I am still in the pool above.  I have accepted reality, but am struggling to reorganize.  Just when I think I'm there, the Adversary intervenes, bringing up memories of my lost friendship.  I then plunge back into the deep water of grief.  While I have reached acceptance, for the most part, I have yet to find peace and I have no desire to love again.  This is a personal tragedy because loving as Christ loves has always been one of my spiritual gifts and a blessing to share with others.  My personal epitaph could read: She loved and served the Lord by loving and serving His children. My feeling numb is not serving anyone.  I still struggle to find my way to shore.  I've come to believe the only way I can have my life back is to lose it - literally - and cross the veil. Only the Lord will decide the timing on that.  

What do Jacob, Zenos, the Olive Tree, and the Spirit teach me?

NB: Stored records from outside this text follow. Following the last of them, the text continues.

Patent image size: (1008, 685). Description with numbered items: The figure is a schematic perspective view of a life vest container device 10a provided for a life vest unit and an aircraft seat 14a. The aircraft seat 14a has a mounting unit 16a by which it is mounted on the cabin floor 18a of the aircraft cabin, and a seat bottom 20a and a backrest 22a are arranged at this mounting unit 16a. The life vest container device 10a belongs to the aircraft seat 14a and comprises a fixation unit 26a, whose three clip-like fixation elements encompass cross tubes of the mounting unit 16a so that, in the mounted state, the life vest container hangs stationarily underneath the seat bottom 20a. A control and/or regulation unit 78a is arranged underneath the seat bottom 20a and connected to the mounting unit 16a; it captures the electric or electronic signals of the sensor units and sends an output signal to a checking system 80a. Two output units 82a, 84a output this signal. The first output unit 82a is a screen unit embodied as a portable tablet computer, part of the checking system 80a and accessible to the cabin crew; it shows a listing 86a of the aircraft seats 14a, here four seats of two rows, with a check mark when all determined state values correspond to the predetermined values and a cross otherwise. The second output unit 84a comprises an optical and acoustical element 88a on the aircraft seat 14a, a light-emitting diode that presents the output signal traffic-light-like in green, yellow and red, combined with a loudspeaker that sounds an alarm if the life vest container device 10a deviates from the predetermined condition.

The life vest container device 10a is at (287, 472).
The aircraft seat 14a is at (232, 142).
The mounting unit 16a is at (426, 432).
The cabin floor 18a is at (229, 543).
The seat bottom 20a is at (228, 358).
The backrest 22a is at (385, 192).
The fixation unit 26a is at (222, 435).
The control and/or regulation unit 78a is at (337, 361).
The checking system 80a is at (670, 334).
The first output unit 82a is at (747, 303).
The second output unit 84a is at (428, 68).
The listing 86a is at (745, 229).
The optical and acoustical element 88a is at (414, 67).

  • The Lord of the Vineyard has nourished and cared for me for over 75 years, through good fruit and bad and I've produced both.
  • He has also trimmed me back when necessary.  A year after Carmon died, I was outside pruning the trees in my little orchard.  One tree was particularly overgrown and I had to cut away a lot.  I apoligized for hurting the tree and for neglecting it.  I told the tree, "I'm sorry that I didn't do this last year." The Spirit whispered to me distinctly, "Last year, I was pruning you."
  • As I approach the end of my life, I am being pruned again. This time, the Lord of the Vineyard is cutting away a lot.  I've not only lost my friend, but I've lost myself.  I've lost my health.  I've lost my independence. I've lost my ability to teach, speak, and write with power I had before. But I have not lost everything.  My roots are still alive and strong. In Jacob I read: [Thy roots] are alive and they have not perished; wherefore thou beholdest that they are yet good. (v 34)
I come from strong root stock in the form of my pioneer ancestors, who recognized the true Church of Jesus Christ when they saw it and moved forward with faith in every footstep.  They were among those tender branches which had been planted in the nethermost parts of the vineyard.  As they came into the Church (often at great cost and always with great effort) they were grafted into the mother root of Israel and began to produce fruit.  Most of it was good, but as time went on, some of it became weak and withered.  I do not want to be counted among the weak and withered branches of my family tree, even though that is how I feel at the moment. I have not been forsaken.  The Lord, while pruning me of my pride, is also quietly nourishing and blessing me.

What would you have me learn Jacob? A more complete commitment? Repentance? More prayer? More study? Finding ways to serve with love despite my limitations? All of the above?


Growing the Lord's vineyard is a complex procedure.  I will not despise it or fear it, and I will try to stay patient in the process.